If I opt out of receiving marketing shite it's because I don't f'in want to receive marketing shite
I'm not entirely surprised though because I think other companies sometimes fire off an 'accidental' email just to test the waters. I'm always very, very careful to click/unclick the appropriate checkbox when signing up yet still get sporadic crap.
"If I opt out of receiving marketing shite it's because I don't f'in want to receive marketing shite"
These days it's illegal to be "opt out" - it has to be "opt in" from the outset
I think they're finding it harder and harder to dump shite on people, especially with recent rulings also banning marketing crap in paper billing communications if people haven't opted into it
There's a rather good descriptive word for deliberately annoying layouts used in the use of opt-out dialog boxes, where the programmers deliberately add difficulty to their design and use, spread things across screens, to make it harder to opt out.
The word was mentioned/highlighted on El-Reg sometime back, but I've forgotten it.
Even Google's latest privacy check-up (pretty sure, approved by the EU), 6 box layout and confirm, is still annoying as hell because to customize the choices, it requires the use of the scroll bar to scroll down to confirm selections on most laptop screens. It's not as though that couldn't be three clicks in a much smaller area without all the naff clip-art.
In other words, it's still far more clicks and mouse movements than it ought to be.
Like a lot of posters before me, I am fed up of the usual small fine handed out to cunts like these along with the protracted appeals system that cost the taxpayer much more than the treasury ever get back.
Time to put proper fines in place as a disincentive. If the governmernt or their toothless agencies can not do so then let me do it. I will probably charge less and get a billion times more into the treasury as, to be fair, would most normal people if asked to deal with the problem.
I can not begin to count the number of shithole companies that I have unfortunately had to register an email address with in order to get something done or a problem sorted and no ammount of 'unsubscribe' or ticking of the relevant boxes will stop the fuckers from sending emails several times a week as, according to their twisted view of the world, we have a ''relationship''.

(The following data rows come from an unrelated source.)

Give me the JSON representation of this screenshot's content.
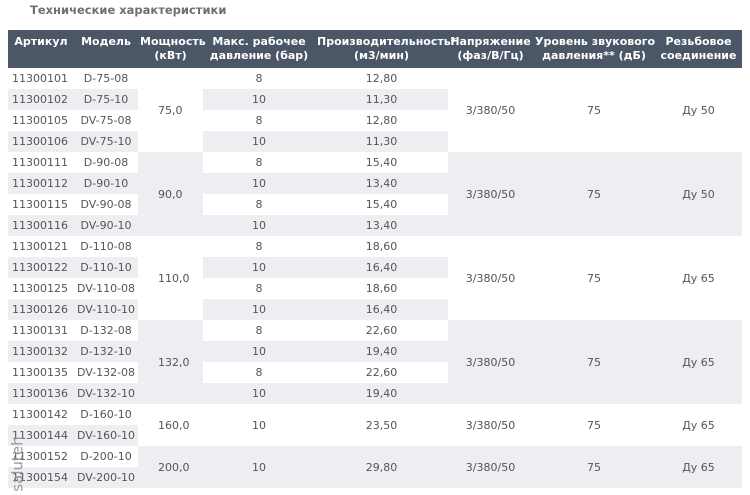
{
  "header": {
    "title": "Технические характеристики"
  },
  "watermark": "saluteh",
  "table": {
    "columns": [
      [
        "Артикул"
      ],
      [
        "Модель"
      ],
      [
        "Мощность",
        "(кВт)"
      ],
      [
        "Макс. рабочее",
        "давление (бар)"
      ],
      [
        "Производительность*",
        "(м3/мин)"
      ],
      [
        "Напряжение",
        "(фаз/В/Гц)"
      ],
      [
        "Уровень звукового",
        "давления** (дБ)"
      ],
      [
        "Резьбовое",
        "соединение"
      ]
    ],
    "groups": [
      {
        "power": "75,0",
        "voltage": "3/380/50",
        "noise": "75",
        "thread": "Ду 50",
        "rows": [
          {
            "article": "11300101",
            "model": "D-75-08",
            "pressure": "8",
            "capacity": "12,80"
          },
          {
            "article": "11300102",
            "model": "D-75-10",
            "pressure": "10",
            "capacity": "11,30"
          },
          {
            "article": "11300105",
            "model": "DV-75-08",
            "pressure": "8",
            "capacity": "12,80"
          },
          {
            "article": "11300106",
            "model": "DV-75-10",
            "pressure": "10",
            "capacity": "11,30"
          }
        ]
      },
      {
        "power": "90,0",
        "voltage": "3/380/50",
        "noise": "75",
        "thread": "Ду 50",
        "rows": [
          {
            "article": "11300111",
            "model": "D-90-08",
            "pressure": "8",
            "capacity": "15,40"
          },
          {
            "article": "11300112",
            "model": "D-90-10",
            "pressure": "10",
            "capacity": "13,40"
          },
          {
            "article": "11300115",
            "model": "DV-90-08",
            "pressure": "8",
            "capacity": "15,40"
          },
          {
            "article": "11300116",
            "model": "DV-90-10",
            "pressure": "10",
            "capacity": "13,40"
          }
        ]
      },
      {
        "power": "110,0",
        "voltage": "3/380/50",
        "noise": "75",
        "thread": "Ду 65",
        "rows": [
          {
            "article": "11300121",
            "model": "D-110-08",
            "pressure": "8",
            "capacity": "18,60"
          },
          {
            "article": "11300122",
            "model": "D-110-10",
            "pressure": "10",
            "capacity": "16,40"
          },
          {
            "article": "11300125",
            "model": "DV-110-08",
            "pressure": "8",
            "capacity": "18,60"
          },
          {
            "article": "11300126",
            "model": "DV-110-10",
            "pressure": "10",
            "capacity": "16,40"
          }
        ]
      },
      {
        "power": "132,0",
        "voltage": "3/380/50",
        "noise": "75",
        "thread": "Ду 65",
        "rows": [
          {
            "article": "11300131",
            "model": "D-132-08",
            "pressure": "8",
            "capacity": "22,60"
          },
          {
            "article": "11300132",
            "model": "D-132-10",
            "pressure": "10",
            "capacity": "19,40"
          },
          {
            "article": "11300135",
            "model": "DV-132-08",
            "pressure": "8",
            "capacity": "22,60"
          },
          {
            "article": "11300136",
            "model": "DV-132-10",
            "pressure": "10",
            "capacity": "19,40"
          }
        ]
      },
      {
        "power": "160,0",
        "pressure": "10",
        "capacity": "23,50",
        "voltage": "3/380/50",
        "noise": "75",
        "thread": "Ду 65",
        "rows": [
          {
            "article": "11300142",
            "model": "D-160-10"
          },
          {
            "article": "11300144",
            "model": "DV-160-10"
          }
        ]
      },
      {
        "power": "200,0",
        "pressure": "10",
        "capacity": "29,80",
        "voltage": "3/380/50",
        "noise": "75",
        "thread": "Ду 65",
        "rows": [
          {
            "article": "11300152",
            "model": "D-200-10"
          },
          {
            "article": "11300154",
            "model": "DV-200-10"
          }
        ]
      }
    ]
  }
}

Sadly, nothing will change. Roll on Covid-22 and hopefully it will wipe out humanity as it is beyond repair.
Apart from that, have a nice weekend. Unless you are one of the spamming cunts, in which case, fuck off and die.
In real terms the fine will just be slapped on consumer bills. The problem of how to regulate and incentivise a telco is not a unique one, but has not gone away.
I'd say competition is the answer; but somehow I don't think having dozens of fibre networks with competing roadworks to install/maintain is a winner!
One might even say like a number of other utilities central planning might be a useful tool; were it to be kept within reasonable checks and balances.
I opted out of marketing communications from Virgin Media several years ago. They would only call my mobile when I was at work. They were so desperate to market to me that multiple call centre agents on bad quality lines that I couldn't understand would call simultaneously. They would also ask me to verify my password, despite me not being able to verify who they were. I wouldn't mind receiving marketing material by post, but they don't offer any granularity. These days I just ring them up whenever they want to put the price up and see what deals are available.